Using modern technology, well-established principles of forestry, and a new concept of the privately-owned total land system, The Forest Group of Rural System unifies the following diverse activities for reasonable profits over the long run:
1. GPS and GIS technology
2. Knowledge of the land
(See Arborday.org for 2008 tree hardiness zones.) 3. Use of alpha units (Special map units replacing or augmenting "stand" units)
4. Named Rural System Tracts (separate areas, like state forests or Forests of the U.S. Forest Service) with different objectives but unified management)
5. Coherent, unified management system
6. High payoffs from previous research
7. Intensive inventory software and computers
8. Specialized nurseries or cooperators
9. Superior growing stock and regeneration management
10. Computer analyses of potential production
11. Specialized units (e.g., walnut products and single-tree profit projects)

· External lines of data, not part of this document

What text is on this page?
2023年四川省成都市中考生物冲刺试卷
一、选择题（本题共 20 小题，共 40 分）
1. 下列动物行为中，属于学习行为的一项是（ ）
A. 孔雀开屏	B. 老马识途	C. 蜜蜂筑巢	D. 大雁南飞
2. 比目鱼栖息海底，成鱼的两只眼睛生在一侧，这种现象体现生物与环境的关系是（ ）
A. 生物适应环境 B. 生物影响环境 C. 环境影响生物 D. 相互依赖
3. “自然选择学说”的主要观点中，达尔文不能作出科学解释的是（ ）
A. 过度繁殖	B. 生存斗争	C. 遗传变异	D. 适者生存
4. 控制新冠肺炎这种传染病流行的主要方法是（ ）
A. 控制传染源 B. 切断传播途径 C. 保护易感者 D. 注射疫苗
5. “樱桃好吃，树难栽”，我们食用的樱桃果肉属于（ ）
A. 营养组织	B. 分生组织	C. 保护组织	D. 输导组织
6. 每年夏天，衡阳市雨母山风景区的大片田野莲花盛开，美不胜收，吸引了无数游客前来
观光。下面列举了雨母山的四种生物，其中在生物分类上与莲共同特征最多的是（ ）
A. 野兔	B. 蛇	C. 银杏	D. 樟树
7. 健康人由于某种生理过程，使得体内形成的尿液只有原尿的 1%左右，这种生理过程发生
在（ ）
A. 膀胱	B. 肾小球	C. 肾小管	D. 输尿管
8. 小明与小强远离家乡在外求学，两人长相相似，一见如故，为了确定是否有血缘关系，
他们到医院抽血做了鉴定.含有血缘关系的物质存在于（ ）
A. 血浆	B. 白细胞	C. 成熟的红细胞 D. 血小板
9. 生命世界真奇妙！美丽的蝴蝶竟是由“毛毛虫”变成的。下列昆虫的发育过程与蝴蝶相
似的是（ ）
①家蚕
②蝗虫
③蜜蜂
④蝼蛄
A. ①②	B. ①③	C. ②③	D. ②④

12. Associated profitable activity with other groups
13. Optimum tree spacing
14. The right species for the right site
15. Use of new site evaluation criteria and local yield curves
16. Protection of stems
17. Spot fertilization
18. Young stem release (alternative grazing and fire systems)
19. Special thinning procedures
20. Beta harvest regulation (in contrast of area and volume regulation)
21. Assistance in land valuation
22. Extensive reports and web site hypertext
23. Wildlife management (especially through the other units of The Deer Group, The Raccoon Group , and The Wild Turkey Group)
|superior products gently produced from
certified Rural System Tracts
The target is modest: 60% of the nation's total forest land now in private ownership.Rural System engages in diverse activities, not only on each site and within each ownership, but also regionally. The assumption is made that "perfect" forest management on one area within a poor, unhealthy, or dysfunctional region cannot be viewed as successful over many years. Staff has benefitted from work over 200 years in forestry -- in wildfire protection, management knowledge, forest nurseries, genetic improvement, soils research -- and more. Yet few acres of forests (of the 1500 logging operations in Virginia for example) are seen by professional foresters and the financial and other benefits of their advice, grounded in work over this long period are not experienced. The same is true for pasture and some other farm operations, but the differences are not as great.
Staff have a set of operating principles or policies. One is that trees harvested are not income. Forests are capital. Only the amount taken in excess of that which will leave intact the capacity to produce the same amount ... not only of wood ... but at least profit ... can be counted. Rural System forest land owners never "spend down" their capital. Similarly, soil, clean water, clean air, coal seams, annual animal populations are capital. Without them there is nothing producing income. Few have an accounting system to keep track of natural capital.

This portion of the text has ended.